君は変人

「そんなこと言ったら、チョコあげなーい」

我ながら小悪魔だと思う。

だけど、ゲンが次に何を言ってくれるかが、すごく楽しみで、あたしはつい意地悪をしてしまう。

この調子じゃ、いつかゲンに嫌われてしまうかもしれないのに。


「マジかよ。
ごめん、ごめん。
玲菜さん、ください」


肩幅も大きくて、男って言うより漢。

声は図太くて、低くて、髪は短髪。

だけど、ただのガキ大将じゃなくて、むしろチキンで、可愛い。


「嘘だよ、うーそ。
ちゃんとあげるって。
ゲン、本気にしすぎ」

苦笑しながら、ゲンの肩を軽く叩いた。

ゲンは少し真面目な顔になって、言った。


「本気にするよ。
好きな子から、チョコ貰えるか、かかってるんだから」


こうやって、まじまじとゲンの顔をみると、普通に格好いいんだなあと思う。

普通にって言うと、上目線でそこまでだと言ってる風に聞こえるが、そういう意味ではない。

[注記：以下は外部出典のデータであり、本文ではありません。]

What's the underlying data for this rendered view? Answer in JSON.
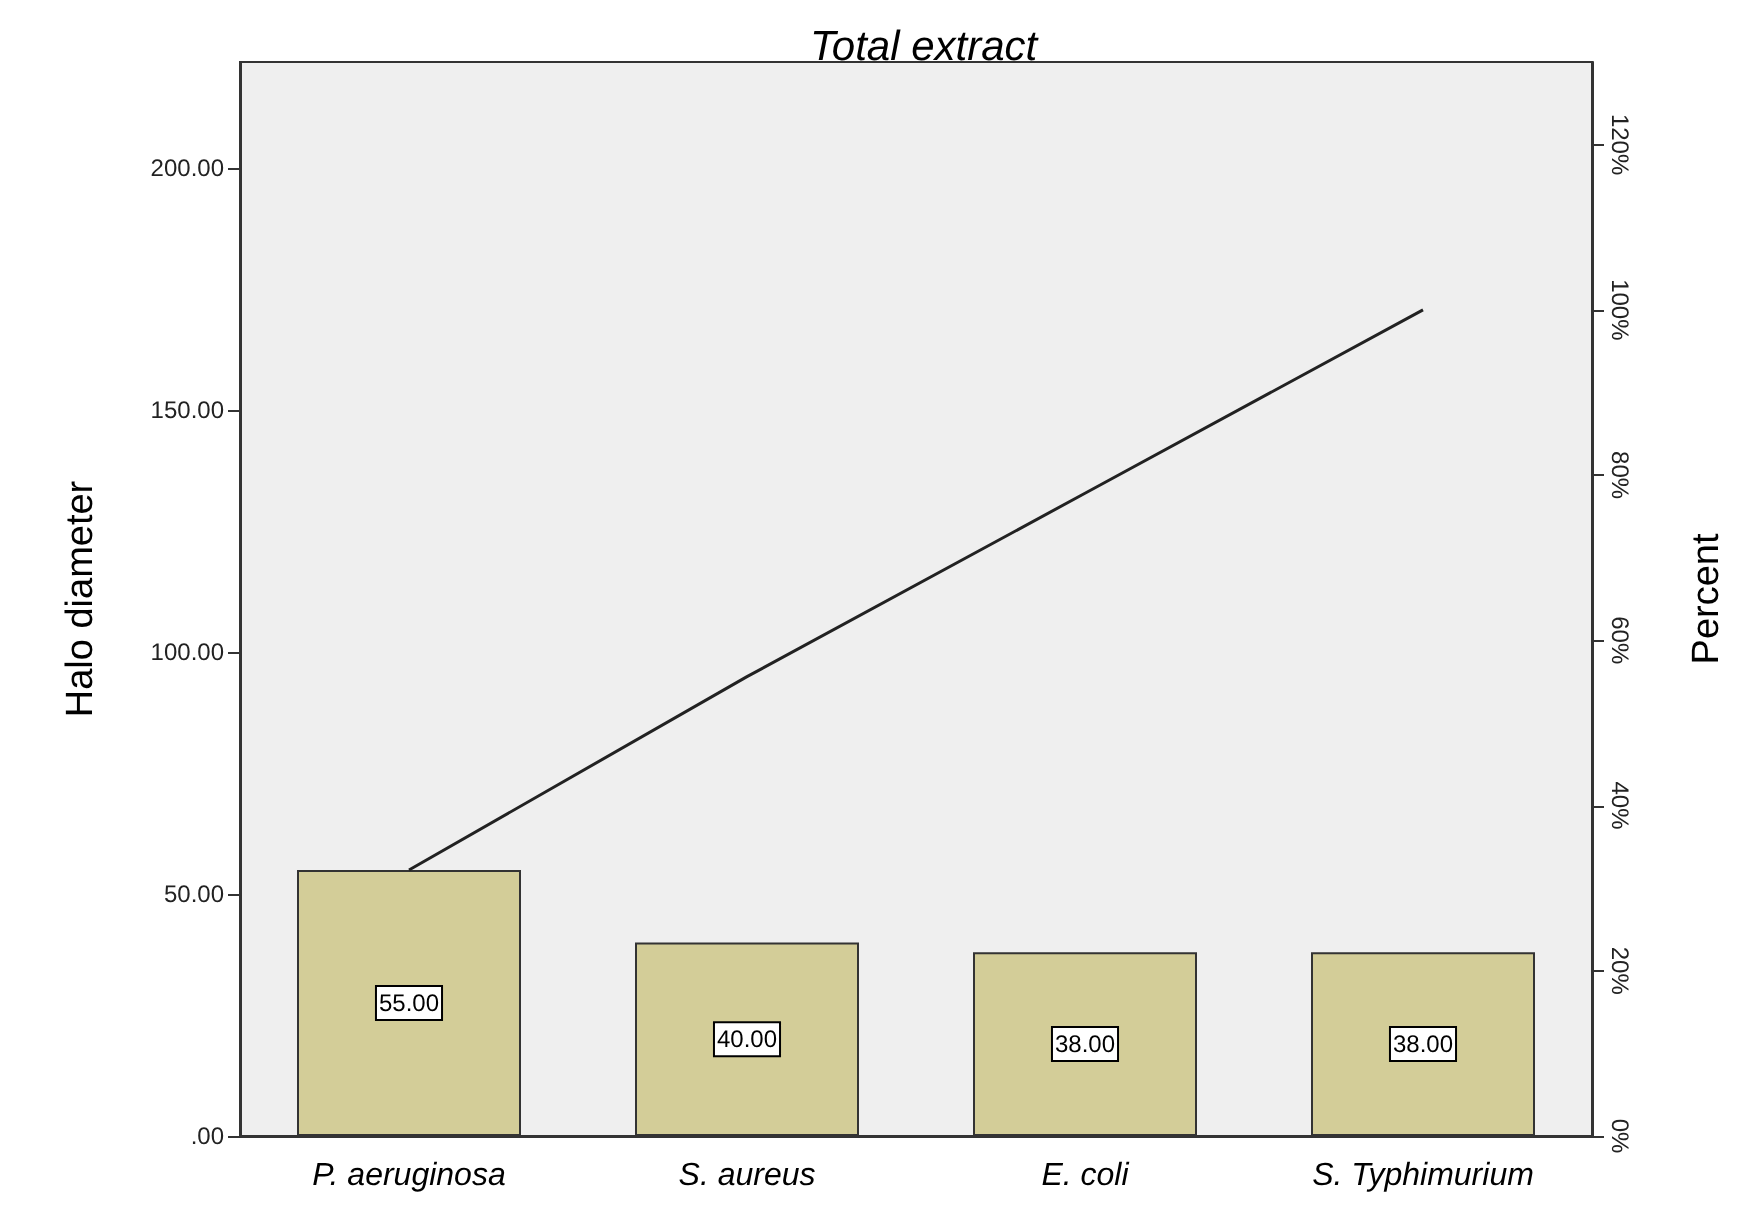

川さんのように綺麗と感嘆するような美しさでも、桜のように整ってるという美男子系な美しさでもないが、何か目を惹く格好よさがある。


「ゲン、いつからそんな積極的になったの?
何か今日は漫画みたいなことばかり、言ってるんだけど」

「桜が、うん、言ってたんだ。
積極的な方が女は喜ぶらしい。
思ったことは全部言えってな」

桜、恋愛感情ないくせに、相談は良くのるんだよね。

本人いわく、第三者の恋愛は得意らしい。


「全部、思ってたんだ」


呟くように言ったあたしの独り言を、ゲンは聞き逃さず、すぐに顔を赤くした。

「そういうとこ、つっこむなっつーの」

腕で顔を隠そうとしているが、隠れきれてない。